A Detroit Free Press editorial explains it well:
Gov.-elect Rick Snyder will find the road to a 21st Century transportation system bumpy — with plenty of detours and dead-ends. He made the trip a little smoother this week by retaining respected transportation professional Kirk Steudle as director of the Michigan Department of Transportation.
A professional engineer who has worked for MDOT for 23 years, Steudle is a nonpartisan who . . . has shown his political chops, repairing previously strained relations between MDOT and the Legislature.
Going forward, though, Steudle must do better:
• He must become a stronger advocate for transit. Steudle gets passing marks here, having worked to advance a light-rail project in Detroit and high-speed rail between Detroit and Chicago. But inadequate funding threatens to dismantle a statewide transit system that is vital to Michigan’s future, even as the state’s two biggest urban regions plan to develop modern rapid transit service. Steudle must lead a statewide debate on transit services and how to pay for them. . . .
• Steudle must tell the new governor some things he may not want to hear about the need for a state gas tax increase.
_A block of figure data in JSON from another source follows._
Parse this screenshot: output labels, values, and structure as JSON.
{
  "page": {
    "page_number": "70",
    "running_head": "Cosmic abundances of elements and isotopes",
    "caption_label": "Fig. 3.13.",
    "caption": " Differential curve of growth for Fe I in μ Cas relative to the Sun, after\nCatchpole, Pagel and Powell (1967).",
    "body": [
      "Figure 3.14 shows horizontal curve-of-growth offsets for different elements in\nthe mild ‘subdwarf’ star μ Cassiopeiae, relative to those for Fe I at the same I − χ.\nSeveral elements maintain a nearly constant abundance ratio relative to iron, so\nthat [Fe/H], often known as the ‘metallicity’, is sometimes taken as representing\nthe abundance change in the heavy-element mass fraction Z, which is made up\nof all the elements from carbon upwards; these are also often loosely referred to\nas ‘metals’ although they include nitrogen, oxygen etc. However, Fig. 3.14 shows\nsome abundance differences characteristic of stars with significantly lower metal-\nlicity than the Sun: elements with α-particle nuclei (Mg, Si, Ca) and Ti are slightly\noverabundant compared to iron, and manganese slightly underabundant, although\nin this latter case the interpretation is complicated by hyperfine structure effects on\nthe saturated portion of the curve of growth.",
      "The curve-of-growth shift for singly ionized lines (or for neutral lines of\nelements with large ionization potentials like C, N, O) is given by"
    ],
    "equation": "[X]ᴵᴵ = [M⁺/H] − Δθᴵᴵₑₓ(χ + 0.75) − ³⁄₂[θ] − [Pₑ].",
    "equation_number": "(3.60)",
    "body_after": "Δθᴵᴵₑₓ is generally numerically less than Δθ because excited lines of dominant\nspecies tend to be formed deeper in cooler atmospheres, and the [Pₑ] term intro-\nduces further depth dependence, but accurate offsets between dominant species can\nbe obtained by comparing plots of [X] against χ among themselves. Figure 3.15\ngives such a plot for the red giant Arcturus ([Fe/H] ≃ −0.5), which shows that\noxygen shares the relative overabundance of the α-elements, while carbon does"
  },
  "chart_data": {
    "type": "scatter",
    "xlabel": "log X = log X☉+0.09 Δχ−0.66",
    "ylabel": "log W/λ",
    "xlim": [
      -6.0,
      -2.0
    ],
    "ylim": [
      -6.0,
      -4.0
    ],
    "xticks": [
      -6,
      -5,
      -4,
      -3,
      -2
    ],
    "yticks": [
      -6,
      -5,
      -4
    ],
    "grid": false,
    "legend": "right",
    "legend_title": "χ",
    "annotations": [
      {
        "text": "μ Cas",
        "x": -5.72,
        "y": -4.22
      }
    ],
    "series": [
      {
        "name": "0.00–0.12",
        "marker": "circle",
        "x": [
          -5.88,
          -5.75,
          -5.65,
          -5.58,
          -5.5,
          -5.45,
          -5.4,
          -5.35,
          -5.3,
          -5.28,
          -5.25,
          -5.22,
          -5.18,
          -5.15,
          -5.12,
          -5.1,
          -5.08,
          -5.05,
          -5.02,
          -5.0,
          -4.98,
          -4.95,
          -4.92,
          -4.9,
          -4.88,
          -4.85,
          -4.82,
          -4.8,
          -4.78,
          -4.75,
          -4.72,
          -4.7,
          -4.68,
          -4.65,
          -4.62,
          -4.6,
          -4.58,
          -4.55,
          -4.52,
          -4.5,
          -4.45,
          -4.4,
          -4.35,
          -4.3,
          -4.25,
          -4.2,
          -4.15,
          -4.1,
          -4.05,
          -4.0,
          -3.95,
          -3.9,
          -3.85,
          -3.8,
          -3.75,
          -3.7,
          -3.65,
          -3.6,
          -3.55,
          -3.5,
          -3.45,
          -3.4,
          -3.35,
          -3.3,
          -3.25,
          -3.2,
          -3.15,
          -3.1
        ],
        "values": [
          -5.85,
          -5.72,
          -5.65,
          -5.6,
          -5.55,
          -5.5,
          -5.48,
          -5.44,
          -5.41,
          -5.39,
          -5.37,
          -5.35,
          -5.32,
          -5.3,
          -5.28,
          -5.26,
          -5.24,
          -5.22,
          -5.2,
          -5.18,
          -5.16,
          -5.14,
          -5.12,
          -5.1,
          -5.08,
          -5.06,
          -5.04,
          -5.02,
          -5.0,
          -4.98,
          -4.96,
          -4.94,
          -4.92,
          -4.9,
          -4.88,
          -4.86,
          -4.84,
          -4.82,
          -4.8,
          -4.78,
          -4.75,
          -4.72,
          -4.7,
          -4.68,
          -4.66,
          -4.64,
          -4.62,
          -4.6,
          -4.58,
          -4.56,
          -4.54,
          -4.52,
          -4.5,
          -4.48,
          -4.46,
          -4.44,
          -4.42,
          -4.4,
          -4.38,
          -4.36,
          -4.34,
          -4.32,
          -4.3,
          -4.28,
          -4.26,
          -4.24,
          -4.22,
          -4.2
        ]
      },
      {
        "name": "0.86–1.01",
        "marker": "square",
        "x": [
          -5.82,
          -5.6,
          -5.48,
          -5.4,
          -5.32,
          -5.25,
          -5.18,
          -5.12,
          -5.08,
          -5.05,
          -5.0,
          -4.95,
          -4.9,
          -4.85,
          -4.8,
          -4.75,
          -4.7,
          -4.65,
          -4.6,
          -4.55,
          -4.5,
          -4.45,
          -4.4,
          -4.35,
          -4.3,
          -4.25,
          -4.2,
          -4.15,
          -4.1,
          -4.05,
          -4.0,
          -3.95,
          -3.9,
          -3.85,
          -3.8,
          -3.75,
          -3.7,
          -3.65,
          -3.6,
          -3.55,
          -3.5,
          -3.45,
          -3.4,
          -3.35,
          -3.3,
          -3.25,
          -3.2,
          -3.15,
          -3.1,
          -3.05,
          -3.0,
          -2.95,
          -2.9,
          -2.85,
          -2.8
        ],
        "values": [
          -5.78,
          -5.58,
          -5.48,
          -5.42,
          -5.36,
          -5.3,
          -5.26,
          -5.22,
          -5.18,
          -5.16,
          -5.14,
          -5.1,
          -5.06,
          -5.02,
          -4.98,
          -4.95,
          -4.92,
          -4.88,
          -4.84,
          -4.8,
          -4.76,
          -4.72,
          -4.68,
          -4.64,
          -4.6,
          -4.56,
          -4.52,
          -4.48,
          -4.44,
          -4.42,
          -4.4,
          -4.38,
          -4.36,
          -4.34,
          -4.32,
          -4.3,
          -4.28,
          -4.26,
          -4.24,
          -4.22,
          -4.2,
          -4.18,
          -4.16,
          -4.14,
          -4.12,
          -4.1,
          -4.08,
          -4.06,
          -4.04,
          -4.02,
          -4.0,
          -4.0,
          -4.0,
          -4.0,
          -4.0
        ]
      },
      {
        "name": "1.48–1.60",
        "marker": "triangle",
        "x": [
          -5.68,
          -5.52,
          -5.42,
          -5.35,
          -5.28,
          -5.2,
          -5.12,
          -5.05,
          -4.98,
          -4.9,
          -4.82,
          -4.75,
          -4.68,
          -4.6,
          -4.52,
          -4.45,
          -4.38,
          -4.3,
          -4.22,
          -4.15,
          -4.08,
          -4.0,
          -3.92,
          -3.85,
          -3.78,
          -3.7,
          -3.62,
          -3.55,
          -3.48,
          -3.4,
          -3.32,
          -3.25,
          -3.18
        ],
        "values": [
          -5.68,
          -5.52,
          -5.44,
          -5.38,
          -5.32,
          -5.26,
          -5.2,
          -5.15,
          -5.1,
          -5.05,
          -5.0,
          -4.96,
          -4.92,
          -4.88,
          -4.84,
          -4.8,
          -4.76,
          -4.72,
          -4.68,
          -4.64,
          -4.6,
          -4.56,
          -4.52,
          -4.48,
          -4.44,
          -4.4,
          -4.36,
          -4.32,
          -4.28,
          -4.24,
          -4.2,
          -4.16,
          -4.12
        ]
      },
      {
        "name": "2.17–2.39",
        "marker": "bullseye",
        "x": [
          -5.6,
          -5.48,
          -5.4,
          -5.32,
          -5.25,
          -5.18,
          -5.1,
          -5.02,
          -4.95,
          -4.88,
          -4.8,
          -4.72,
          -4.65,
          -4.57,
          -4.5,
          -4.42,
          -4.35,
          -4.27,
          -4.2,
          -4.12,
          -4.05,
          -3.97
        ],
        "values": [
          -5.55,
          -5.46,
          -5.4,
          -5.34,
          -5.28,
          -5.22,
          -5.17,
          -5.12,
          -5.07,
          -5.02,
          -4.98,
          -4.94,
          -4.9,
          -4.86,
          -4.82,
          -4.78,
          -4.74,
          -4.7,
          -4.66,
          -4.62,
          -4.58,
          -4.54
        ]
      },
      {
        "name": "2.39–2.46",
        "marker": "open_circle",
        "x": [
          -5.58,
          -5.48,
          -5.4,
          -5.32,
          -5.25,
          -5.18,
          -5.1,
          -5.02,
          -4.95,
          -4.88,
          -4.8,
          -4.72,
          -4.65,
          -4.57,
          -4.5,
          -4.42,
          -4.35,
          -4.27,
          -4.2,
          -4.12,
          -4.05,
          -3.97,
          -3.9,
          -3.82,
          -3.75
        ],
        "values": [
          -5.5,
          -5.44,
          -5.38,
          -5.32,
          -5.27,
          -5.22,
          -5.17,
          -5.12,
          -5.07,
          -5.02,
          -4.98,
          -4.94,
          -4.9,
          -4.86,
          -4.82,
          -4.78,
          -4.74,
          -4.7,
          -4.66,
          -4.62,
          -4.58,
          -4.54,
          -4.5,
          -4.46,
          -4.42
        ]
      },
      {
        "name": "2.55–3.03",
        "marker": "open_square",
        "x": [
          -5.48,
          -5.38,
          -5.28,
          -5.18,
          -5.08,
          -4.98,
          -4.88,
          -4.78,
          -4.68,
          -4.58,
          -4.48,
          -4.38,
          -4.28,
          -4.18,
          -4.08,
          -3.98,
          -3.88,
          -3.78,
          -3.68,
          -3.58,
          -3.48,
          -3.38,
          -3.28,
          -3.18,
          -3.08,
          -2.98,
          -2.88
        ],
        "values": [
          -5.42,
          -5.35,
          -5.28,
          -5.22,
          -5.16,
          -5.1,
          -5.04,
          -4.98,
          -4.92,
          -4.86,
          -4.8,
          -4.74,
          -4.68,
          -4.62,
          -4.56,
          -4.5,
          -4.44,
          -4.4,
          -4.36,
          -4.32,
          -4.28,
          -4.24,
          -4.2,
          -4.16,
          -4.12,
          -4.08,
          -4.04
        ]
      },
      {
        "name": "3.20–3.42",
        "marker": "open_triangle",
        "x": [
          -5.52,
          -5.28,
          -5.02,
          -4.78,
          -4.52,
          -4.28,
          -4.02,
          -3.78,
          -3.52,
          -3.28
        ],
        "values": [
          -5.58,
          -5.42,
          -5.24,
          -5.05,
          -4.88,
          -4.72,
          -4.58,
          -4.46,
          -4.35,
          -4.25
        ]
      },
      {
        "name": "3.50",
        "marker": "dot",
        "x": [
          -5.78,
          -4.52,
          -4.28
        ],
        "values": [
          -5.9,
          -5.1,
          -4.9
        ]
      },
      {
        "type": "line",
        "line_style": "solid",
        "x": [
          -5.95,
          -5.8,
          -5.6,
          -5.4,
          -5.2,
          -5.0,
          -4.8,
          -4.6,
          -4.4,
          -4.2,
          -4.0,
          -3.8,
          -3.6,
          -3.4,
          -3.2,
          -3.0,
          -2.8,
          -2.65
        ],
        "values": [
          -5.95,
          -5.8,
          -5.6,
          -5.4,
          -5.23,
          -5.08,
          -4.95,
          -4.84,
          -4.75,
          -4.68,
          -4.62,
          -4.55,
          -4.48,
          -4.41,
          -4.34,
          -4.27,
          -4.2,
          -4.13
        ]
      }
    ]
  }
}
Now, Michigan’s transportation revenues fall more than $300 million a year short of what’s needed to maintain roads in their current condition. In the long run, gas taxes will have to be replaced by other ways to pay for transportation. In the short run, however, a gas tax increase is absolutely necessary.
Michigan will face enormous challenges in developing a modern and adequate transportation system for the new century, but Snyder made a good first choice by keeping Kirk Steudle in the driver’s seat.